Что это?.. Конский топот?.. Да, какой-то конник во весь опор приближался к деревне. Мы насторожились. Это был Александр Захаров. Он круто осадил коня и, с трудом переводя дыхание, тихо проговорил:

— Идут, товарищ комиссар!..

— Ш-ш-ш… — оборвал я его и резко обернулся: вокруг никого не было. — Какой я тебе комиссар!

— Виноват, ваше высокоблагородие! — поправился Захаров, быстро войдя в свою роль. — Разрешите доложить, ваше высокоблагородие! — козырнул он. — Отряд Матюхина вышел из лесу. Матюхин просил вас обязательно встретить его часть при подходе к деревне.

— Ясно… Встретим…

— А где Симонов?

— Симонов за мной следует.

Через несколько минут из леса прискакал и Симонов. И он сообщил о том же — идут!

Небо над лесом медленно, но уже ощутимо светлело. На опушке замаячили первые конники Матюхина.

Операция приближалась к своей развязке.

Котовский обернулся к Эктову:

— Ну, капитан, наступает решительная минута.

— Я обещал и не подведу, — ответил Эктов спокойным, глуховатым голосом.

А матюхинские конники уже подняли столбом пыль на проселке, который петлял по полям от леса к деревне. Утренний ветерок гнал это серое облако на нас… Развязка все ближе и ближе.

Красноармейцы проверяли пулеметы и прицелы, подтягивали подпруги у седел, осматривали винтовки и патронташи, брались за рукоятки сабель — не заклинило ли их в ножнах. Бригада ощетинилась и настороженно затихла. Все были готовы к бою. Ждали только сигнала.

Котовский и Эктов сели на коней, чтобы выехать за деревню для встречи «союзников». За ними на коротком расстоянии выстроился взвод конников с двумя кольтами.

— Предупреждаю еще раз, — тихо и внятно проговорил Григорий Иванович, обернувшись к Эктову.

Эктов молча кивнул головой.

— Приказываю вам, капитан, не отрываться от меня ни на секунду. Особенно когда приблизимся к бандитам. Ясно?.. Чтобы я все время чувствовал ваше стремя.

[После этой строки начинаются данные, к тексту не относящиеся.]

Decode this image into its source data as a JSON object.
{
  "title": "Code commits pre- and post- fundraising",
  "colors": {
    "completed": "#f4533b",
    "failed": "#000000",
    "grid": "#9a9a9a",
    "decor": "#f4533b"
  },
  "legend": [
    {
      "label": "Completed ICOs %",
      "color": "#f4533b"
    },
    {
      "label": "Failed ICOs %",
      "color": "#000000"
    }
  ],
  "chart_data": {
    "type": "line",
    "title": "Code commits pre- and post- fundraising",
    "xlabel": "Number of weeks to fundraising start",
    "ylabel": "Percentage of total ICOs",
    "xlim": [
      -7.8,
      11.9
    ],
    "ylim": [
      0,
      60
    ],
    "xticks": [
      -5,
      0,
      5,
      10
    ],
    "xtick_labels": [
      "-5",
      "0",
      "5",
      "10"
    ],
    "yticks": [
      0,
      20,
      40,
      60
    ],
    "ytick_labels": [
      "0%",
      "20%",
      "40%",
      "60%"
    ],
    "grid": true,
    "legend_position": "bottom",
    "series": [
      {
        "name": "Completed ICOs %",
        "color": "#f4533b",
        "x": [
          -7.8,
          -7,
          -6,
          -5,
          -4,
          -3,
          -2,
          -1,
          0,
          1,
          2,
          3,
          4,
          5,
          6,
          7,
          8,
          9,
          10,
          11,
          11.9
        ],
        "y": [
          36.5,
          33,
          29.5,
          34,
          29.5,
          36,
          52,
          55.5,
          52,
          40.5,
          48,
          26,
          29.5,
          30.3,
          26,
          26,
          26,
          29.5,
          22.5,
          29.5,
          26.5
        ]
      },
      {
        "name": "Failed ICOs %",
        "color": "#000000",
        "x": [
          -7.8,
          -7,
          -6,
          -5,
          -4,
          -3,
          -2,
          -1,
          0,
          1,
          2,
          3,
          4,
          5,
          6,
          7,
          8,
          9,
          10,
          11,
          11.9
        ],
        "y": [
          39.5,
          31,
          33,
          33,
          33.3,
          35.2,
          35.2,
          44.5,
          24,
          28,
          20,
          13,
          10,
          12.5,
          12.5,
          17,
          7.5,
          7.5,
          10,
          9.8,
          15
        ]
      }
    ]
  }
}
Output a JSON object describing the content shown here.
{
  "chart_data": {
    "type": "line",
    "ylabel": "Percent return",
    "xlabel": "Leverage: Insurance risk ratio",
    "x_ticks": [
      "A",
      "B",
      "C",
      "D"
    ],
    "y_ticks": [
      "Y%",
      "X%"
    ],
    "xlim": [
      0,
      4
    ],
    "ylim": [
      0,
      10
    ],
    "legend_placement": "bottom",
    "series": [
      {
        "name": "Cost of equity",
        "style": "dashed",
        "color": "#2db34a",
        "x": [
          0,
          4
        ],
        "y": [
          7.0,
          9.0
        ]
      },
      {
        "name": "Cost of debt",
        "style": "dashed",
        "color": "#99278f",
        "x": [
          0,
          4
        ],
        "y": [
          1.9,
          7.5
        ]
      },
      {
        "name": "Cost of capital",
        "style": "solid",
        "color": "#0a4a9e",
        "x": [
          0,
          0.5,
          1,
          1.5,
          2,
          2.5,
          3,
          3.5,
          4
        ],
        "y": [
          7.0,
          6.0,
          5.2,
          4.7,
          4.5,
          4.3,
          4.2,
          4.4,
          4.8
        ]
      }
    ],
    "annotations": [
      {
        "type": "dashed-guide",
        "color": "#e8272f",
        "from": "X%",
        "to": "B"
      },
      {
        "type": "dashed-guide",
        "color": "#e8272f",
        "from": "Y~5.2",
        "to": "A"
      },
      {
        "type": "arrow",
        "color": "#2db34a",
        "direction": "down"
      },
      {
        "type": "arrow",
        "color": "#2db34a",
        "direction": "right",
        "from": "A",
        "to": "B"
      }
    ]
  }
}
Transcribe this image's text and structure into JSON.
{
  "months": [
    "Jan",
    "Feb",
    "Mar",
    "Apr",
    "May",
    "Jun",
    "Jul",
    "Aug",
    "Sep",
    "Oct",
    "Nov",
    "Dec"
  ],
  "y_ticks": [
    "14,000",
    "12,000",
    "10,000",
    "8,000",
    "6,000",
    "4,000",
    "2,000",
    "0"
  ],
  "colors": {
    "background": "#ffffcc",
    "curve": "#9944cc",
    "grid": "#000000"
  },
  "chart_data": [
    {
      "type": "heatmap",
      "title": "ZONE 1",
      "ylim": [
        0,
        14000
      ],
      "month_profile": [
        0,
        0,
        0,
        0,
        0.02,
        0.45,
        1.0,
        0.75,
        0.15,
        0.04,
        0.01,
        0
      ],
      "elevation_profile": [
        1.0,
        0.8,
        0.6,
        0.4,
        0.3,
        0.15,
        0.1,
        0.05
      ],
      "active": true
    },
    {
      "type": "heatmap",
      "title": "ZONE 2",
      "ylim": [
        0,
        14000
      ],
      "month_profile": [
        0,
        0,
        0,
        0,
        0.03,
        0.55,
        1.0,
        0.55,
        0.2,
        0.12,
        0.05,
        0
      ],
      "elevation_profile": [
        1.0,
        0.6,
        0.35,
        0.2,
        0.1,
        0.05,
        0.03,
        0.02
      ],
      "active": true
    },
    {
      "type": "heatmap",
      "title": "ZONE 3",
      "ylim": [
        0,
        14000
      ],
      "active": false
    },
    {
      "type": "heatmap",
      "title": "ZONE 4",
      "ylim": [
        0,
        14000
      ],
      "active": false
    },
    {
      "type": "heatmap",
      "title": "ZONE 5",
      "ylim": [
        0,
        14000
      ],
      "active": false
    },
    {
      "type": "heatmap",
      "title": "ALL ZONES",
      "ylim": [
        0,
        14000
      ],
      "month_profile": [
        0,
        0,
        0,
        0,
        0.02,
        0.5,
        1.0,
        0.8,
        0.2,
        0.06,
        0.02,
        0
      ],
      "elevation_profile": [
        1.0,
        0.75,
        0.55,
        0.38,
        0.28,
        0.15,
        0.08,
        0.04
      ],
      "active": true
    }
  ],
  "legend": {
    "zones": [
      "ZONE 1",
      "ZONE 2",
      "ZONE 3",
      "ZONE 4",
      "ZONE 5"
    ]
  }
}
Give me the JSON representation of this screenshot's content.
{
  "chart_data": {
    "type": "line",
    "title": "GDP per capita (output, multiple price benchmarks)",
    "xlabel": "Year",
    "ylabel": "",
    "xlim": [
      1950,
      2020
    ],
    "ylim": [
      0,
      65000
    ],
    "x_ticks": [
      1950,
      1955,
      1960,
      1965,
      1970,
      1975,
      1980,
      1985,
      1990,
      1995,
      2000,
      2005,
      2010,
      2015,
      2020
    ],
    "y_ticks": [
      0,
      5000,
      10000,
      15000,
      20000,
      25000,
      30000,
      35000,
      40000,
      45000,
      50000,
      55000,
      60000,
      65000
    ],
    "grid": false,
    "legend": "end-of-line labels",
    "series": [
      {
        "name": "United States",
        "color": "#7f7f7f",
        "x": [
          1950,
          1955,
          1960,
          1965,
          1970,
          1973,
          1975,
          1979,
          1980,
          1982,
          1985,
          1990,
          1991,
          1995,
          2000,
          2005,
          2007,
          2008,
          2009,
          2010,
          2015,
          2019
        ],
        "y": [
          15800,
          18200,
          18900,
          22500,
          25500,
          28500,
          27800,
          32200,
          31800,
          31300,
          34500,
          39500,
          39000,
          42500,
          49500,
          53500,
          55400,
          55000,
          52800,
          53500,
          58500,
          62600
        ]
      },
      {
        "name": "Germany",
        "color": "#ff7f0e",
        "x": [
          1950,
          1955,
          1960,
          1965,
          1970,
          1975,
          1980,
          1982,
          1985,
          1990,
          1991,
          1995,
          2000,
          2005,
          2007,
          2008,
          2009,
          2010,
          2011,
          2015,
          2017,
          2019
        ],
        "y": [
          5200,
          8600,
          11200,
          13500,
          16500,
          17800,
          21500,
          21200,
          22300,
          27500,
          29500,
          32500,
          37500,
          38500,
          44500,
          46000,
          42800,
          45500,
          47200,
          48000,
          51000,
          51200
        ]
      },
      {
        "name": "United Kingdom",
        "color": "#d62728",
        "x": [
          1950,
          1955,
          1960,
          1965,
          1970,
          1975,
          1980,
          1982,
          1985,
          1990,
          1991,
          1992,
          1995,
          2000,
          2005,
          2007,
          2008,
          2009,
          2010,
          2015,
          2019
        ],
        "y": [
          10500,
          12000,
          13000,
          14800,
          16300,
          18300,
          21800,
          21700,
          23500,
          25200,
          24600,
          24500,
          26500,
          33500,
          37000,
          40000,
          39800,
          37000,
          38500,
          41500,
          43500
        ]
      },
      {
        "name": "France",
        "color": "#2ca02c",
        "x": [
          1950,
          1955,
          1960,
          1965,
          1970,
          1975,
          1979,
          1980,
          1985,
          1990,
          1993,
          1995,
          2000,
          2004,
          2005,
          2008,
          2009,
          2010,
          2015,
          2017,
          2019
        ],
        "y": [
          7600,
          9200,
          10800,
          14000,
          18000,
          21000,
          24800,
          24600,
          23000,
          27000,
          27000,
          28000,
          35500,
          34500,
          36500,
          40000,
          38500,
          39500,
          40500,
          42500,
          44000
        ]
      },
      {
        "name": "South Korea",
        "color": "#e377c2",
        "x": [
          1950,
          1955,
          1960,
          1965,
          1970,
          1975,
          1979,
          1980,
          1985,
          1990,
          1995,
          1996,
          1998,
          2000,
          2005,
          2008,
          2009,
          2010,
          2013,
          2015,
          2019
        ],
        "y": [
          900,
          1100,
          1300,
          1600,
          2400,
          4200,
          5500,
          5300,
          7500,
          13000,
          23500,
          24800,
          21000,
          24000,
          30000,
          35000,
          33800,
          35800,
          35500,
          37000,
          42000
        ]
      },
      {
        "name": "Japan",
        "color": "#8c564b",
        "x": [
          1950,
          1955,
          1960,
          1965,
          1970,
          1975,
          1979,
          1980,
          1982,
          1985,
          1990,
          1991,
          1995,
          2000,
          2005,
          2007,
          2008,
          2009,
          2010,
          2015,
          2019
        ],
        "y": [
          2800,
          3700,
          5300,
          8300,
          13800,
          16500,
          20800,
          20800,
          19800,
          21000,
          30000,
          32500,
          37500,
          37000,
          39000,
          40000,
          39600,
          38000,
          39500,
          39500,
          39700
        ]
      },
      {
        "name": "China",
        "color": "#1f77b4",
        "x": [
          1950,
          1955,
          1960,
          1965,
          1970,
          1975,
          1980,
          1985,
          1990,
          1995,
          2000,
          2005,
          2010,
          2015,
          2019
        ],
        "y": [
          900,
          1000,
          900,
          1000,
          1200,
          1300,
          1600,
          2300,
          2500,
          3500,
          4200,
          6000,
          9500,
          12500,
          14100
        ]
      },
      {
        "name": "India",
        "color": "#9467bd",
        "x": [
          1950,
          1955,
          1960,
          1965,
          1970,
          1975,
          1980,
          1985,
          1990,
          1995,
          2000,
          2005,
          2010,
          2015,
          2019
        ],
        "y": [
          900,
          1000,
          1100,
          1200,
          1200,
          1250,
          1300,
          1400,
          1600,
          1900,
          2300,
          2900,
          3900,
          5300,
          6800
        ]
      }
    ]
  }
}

Котовский с Эктовым в сопровождении нескольких бойцов уехали на встречу с матюхинцами.

Приблизительно в километре от деревни Григорий Иванович впервые встретился со своим «союзником» Иваном Матюхиным — здоровенным, рослым, темноволосым мужиком с крупными чертами лица и свирепым, настороженным взглядом. Котовский рассказывал потом, что Эктов, подъехав к Матюхину, протянул ему руку для рукопожатия, представил «атамана Фролова» и стал упрекать его за излишнюю, обидную для казаков подозрительность и пустую трату времени, которое им всем нужно тратить только на одно дело — на борьбу с большевиками. И Матюхин, и его окружавшие впились в «атамана Фролова» испытующими взглядами. Не желая растягивать разговоры в такой критической обстановке, «атаман» повернул лошадь. Эктов сказал:

— Прошу следовать за нами! Мы вас давно ждем.

Колонна Матюхина — не менее двухсот всадников — снова тронулась к деревне. Слева от Котовского покачивался в седле Матюхин, справа — Эктов. Чтобы не вызывать никаких подозрений, Григорий Иванович наглухо застегнул кобуру маузера. Но правая рука его сжимала в кармане наган. Котовский то и дело искоса поглядывал на Эктова… Сзади следовала матюхинская «свита».

— Стой! Кто идет! — окликнула конников наша застава.

— Киев, — отозвался условным паролем Котовский.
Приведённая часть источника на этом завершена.